Super Typhoon Haiyan slammed the central islands of the Phillipines overnight and with sustained winds of nearly 200 mph the ferocious storm fulfilled fears that it would go down as the world's most powerful tropical storm to make landfall in all recorded history.
According to meteorologist Jeff Masters, citing wind speed estimates from the Joint Typhoon Warning Center (JTWC, "Haiyan had winds of 190-195 mph at landfall, making it the strongest tropical cyclone on record to make landfall in world history. The previous record was held by the Atlantic's Hurricane Camille of 1969, which made landfall in Mississippi with 190 mph winds."
Three people have been reported killed by the storm as of Friday morning, but that number is expected to rise.
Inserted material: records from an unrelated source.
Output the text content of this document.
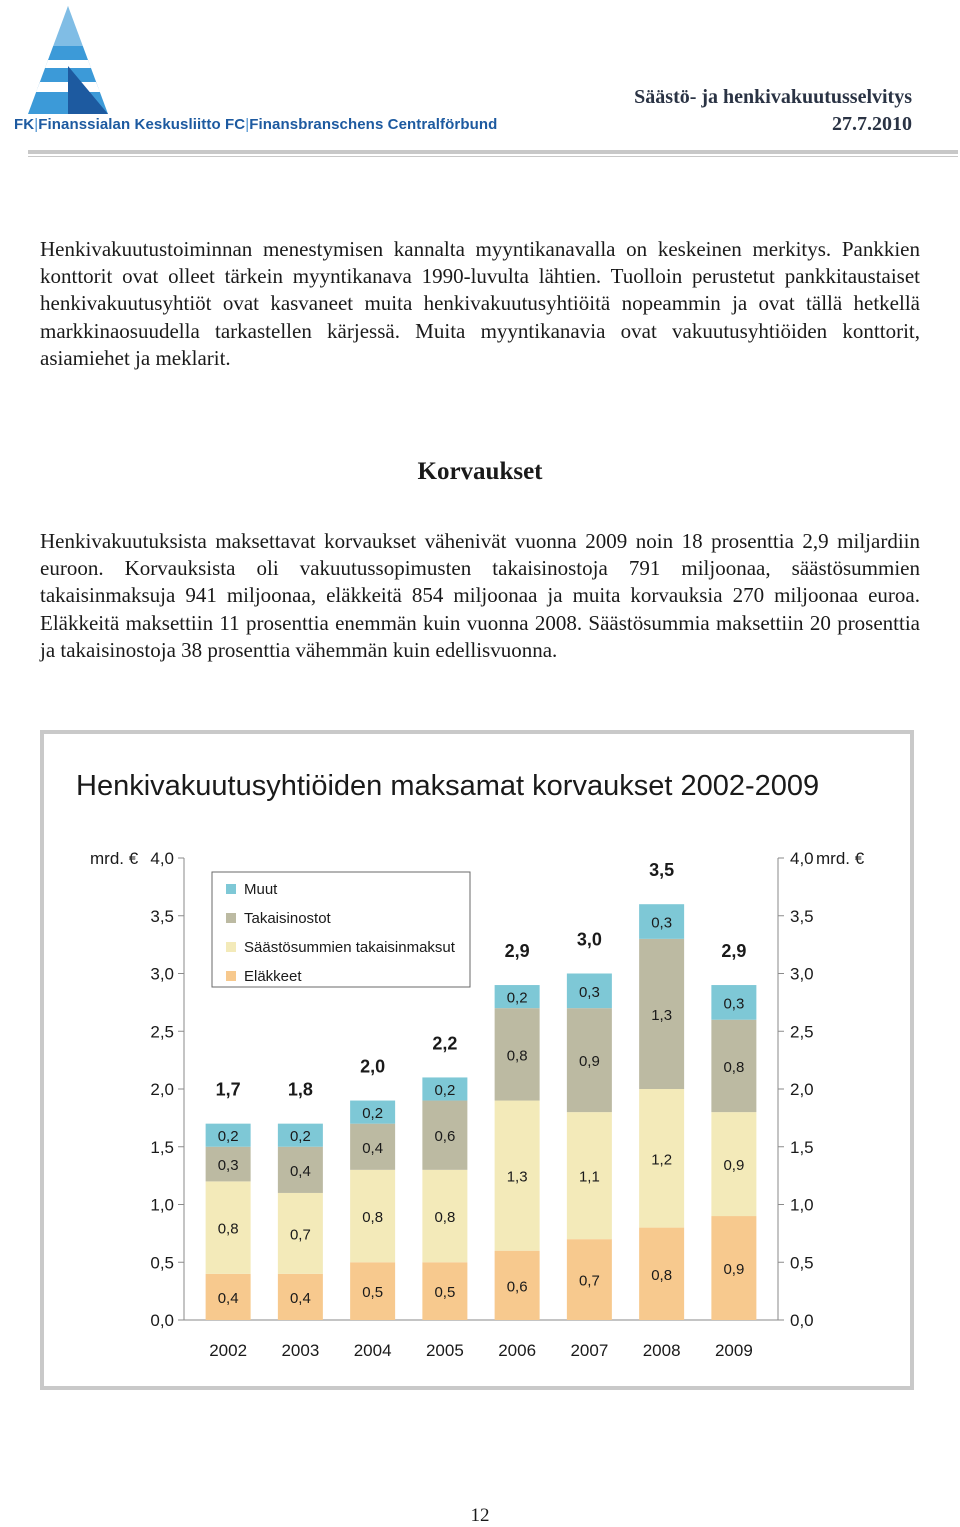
FK|Finanssialan Keskusliitto FC|Finansbranschens Centralförbund
Säästö- ja henkivakuutusselvitys
27.7.2010

Henkivakuutustoiminnan menestymisen kannalta myyntikanavalla on keskeinen merkitys. Pankkien konttorit ovat olleet tärkein myyntikanava 1990-luvulta lähtien. Tuolloin perustetut pankkitaustaiset henkivakuutusyhtiöt ovat kasvaneet muita henkivakuutusyhtiöitä nopeammin ja ovat tällä hetkellä markkinaosuudella tarkastellen kärjessä. Muita myyntikanavia ovat vakuutusyhtiöiden konttorit, asiamiehet ja meklarit.

Korvaukset

Henkivakuutuksista maksettavat korvaukset vähenivät vuonna 2009 noin 18 prosenttia 2,9 miljardiin euroon. Korvauksista oli vakuutussopimusten takaisinostoja 791 miljoonaa, säästösummien takaisinmaksuja 941 miljoonaa, eläkkeitä 854 miljoonaa ja muita korvauksia 270 miljoonaa euroa. Eläkkeitä maksettiin 11 prosenttia enemmän kuin vuonna 2008. Säästösummia maksettiin 20 prosenttia ja takaisinostoja 38 prosenttia vähemmän kuin edellisvuonna.

Henkivakuutusyhtiöiden maksamat korvaukset 2002-2009
0,0	0,0
0,5	0,5
1,0	1,0
1,5	1,5
2,0	2,0
2,5	2,5
3,0	3,0
3,5	3,5
4,0	4,0
mrd. €	mrd. €
0,4
0,8
0,3
0,2
1,7
2002
0,4
0,7
0,4
0,2
1,8
2003
0,5
0,8
0,4
0,2
2,0
2004
0,5
0,8
0,6
0,2
2,2
2005
0,6
1,3
0,8
0,2
2,9
2006
0,7
1,1
0,9
0,3
3,0
2007
0,8
1,2
1,3
0,3
3,5
2008
0,9
0,9
0,8
0,3
2,9
2009
Muut
Takaisinostot
Säästösummien takaisinmaksut
Eläkkeet
12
Tens of thousands were evacuated and the World Food Programme has warned that as many as 2.5 million people will need emergency assistance in the storm's wake.
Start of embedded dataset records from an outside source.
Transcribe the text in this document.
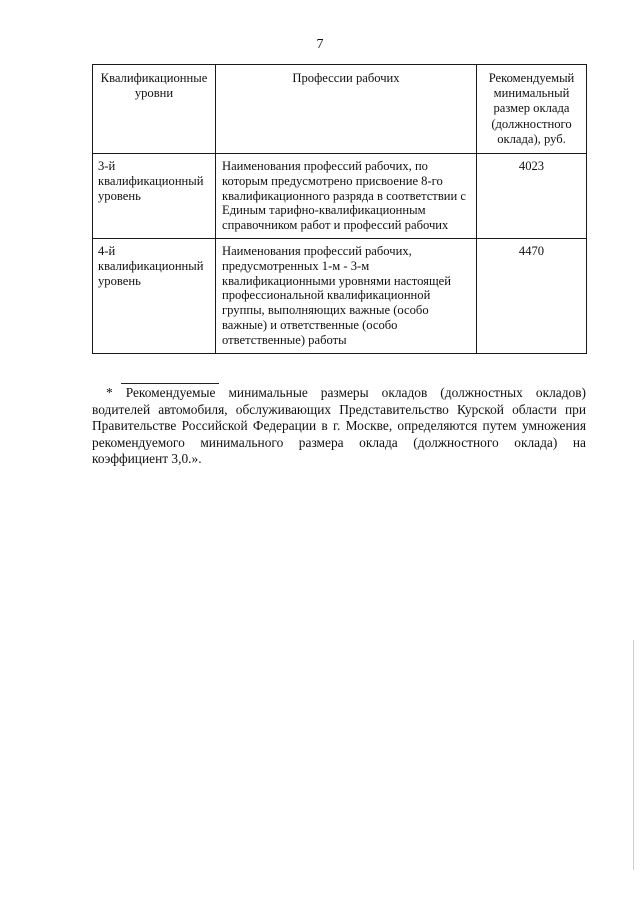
7
Квалификационные уровни	Профессии рабочих	Рекомендуемый минимальный размер оклада (должностного оклада), руб.

3-й квалификационный уровень	Наименования профессий рабочих, по которым предусмотрено присвоение 8-го квалификационного разряда в соответствии с Единым тарифно-квалификационным справочником работ и профессий рабочих	4023

4-й квалификационный уровень	Наименования профессий рабочих, предусмотренных 1-м - 3-м квалификационными уровнями настоящей профессиональной квалификационной группы, выполняющих важные (особо важные) и ответственные (особо ответственные) работы	4470
* Рекомендуемые минимальные размеры окладов (должностных окладов) водителей автомобиля, обслуживающих Представительство Курской области при Правительстве Российской Федерации в г. Москве, определяются путем умножения рекомендуемого минимального размера оклада (должностного оклада) на коэффициент 3,0.».
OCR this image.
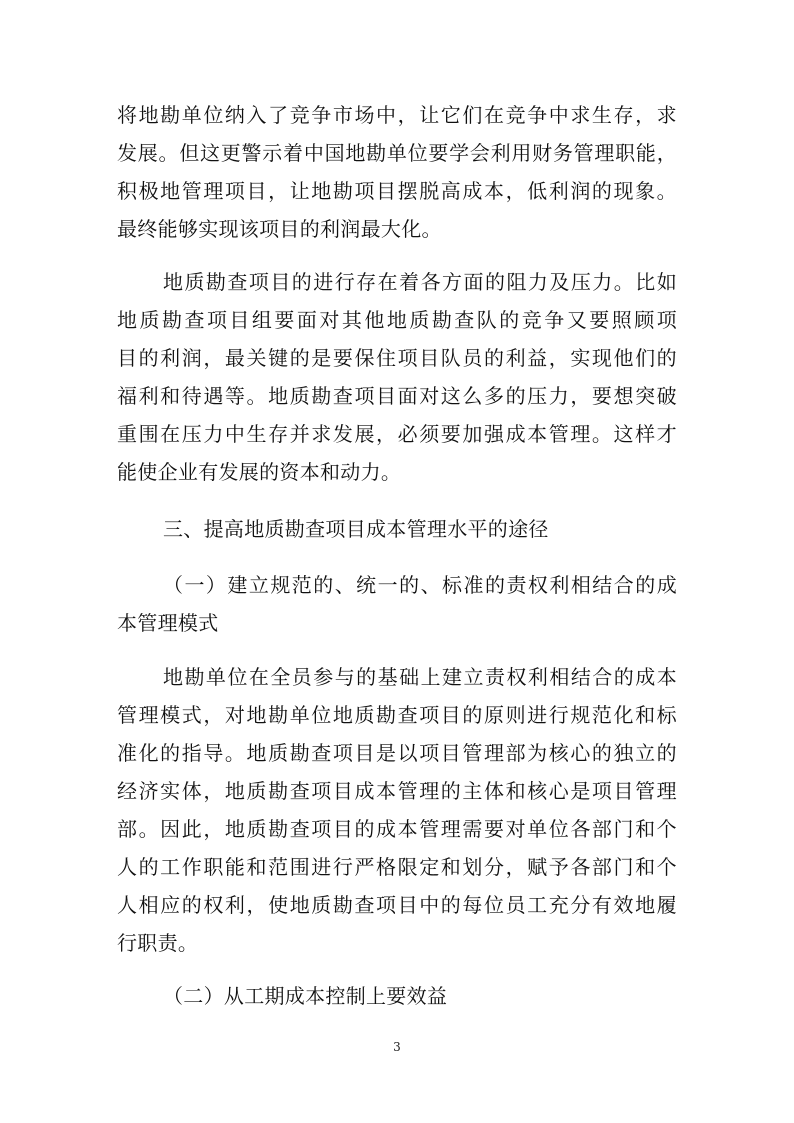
将地勘单位纳入了竞争市场中，让它们在竞争中求生存，求
发展。但这更警示着中国地勘单位要学会利用财务管理职能，
积极地管理项目，让地勘项目摆脱高成本，低利润的现象。
最终能够实现该项目的利润最大化。
地质勘查项目的进行存在着各方面的阻力及压力。比如
地质勘查项目组要面对其他地质勘查队的竞争又要照顾项
目的利润，最关键的是要保住项目队员的利益，实现他们的
福利和待遇等。地质勘查项目面对这么多的压力，要想突破
重围在压力中生存并求发展，必须要加强成本管理。这样才
能使企业有发展的资本和动力。
三、提高地质勘查项目成本管理水平的途径
（一）建立规范的、统一的、标准的责权利相结合的成
本管理模式
地勘单位在全员参与的基础上建立责权利相结合的成本
管理模式，对地勘单位地质勘查项目的原则进行规范化和标
准化的指导。地质勘查项目是以项目管理部为核心的独立的
经济实体，地质勘查项目成本管理的主体和核心是项目管理
部。因此，地质勘查项目的成本管理需要对单位各部门和个
人的工作职能和范围进行严格限定和划分，赋予各部门和个
人相应的权利，使地质勘查项目中的每位员工充分有效地履
行职责。
（二）从工期成本控制上要效益
3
Giant waves, over fifteen feet in some places, were reporting as Haiyan came ashore but it was the wind strength that was cited as the most destructive aspect of the storm. As communication systems are down in the hardest hit areas, damage reports from those places were so far hard to come by.
As the Guardian reports:
The storm – which is dubbed Yolanda in the Philippines – ripped iron roofs off buildings and threw trees across roads, cutting out power to entire provinces, particularly around the storm's centre in Eastern Samar province.
"We've been hearing from my colleagues in [the city of] Tacloban that they've seen galvanised iron sheets flying just like kites," Mai Zamora, of the charity World Vision, told the BBC. "It's actually all around the roads now. The roads are flooded in Tacloban."
Having now passed over the Phillipines, the storm is regaining some lost strength as it crosses the South China Sea and heads for Vietnam, Laos, and mainland China.
Twitter continues to track updates from users around the globe:
And Simon Redfern, a professor of Earth sciences at Cambridge, puts the megastorm in the context of climate change and the broader trend of extreme weather patterns that have been tied to global warming. Writing for the online journal The Conversation, he explains:
The surface water, as well as deeper water, temperatures of the Western Pacific have provided huge amounts of energy for the storm to absorb, fuelling Haiyan’s intensification.
[...] The recent IPCC report on climate change highlighted the risks associated with changes in the patterns and frequency of extreme weather events. While individual storms such as Haiyan cannot be directly attributed to such changes, the statistics of such storms will help build a picture of how climate change is affecting the planet. Climatologists are keen to develop models that provide accurate risk factors for tropical cyclones.
As the planet and particularly the oceans heat, simple physics indicates that the energy stored is likely to increase the intensity and frequency of devastating storms like Haiyan, at great cost to coastal communities.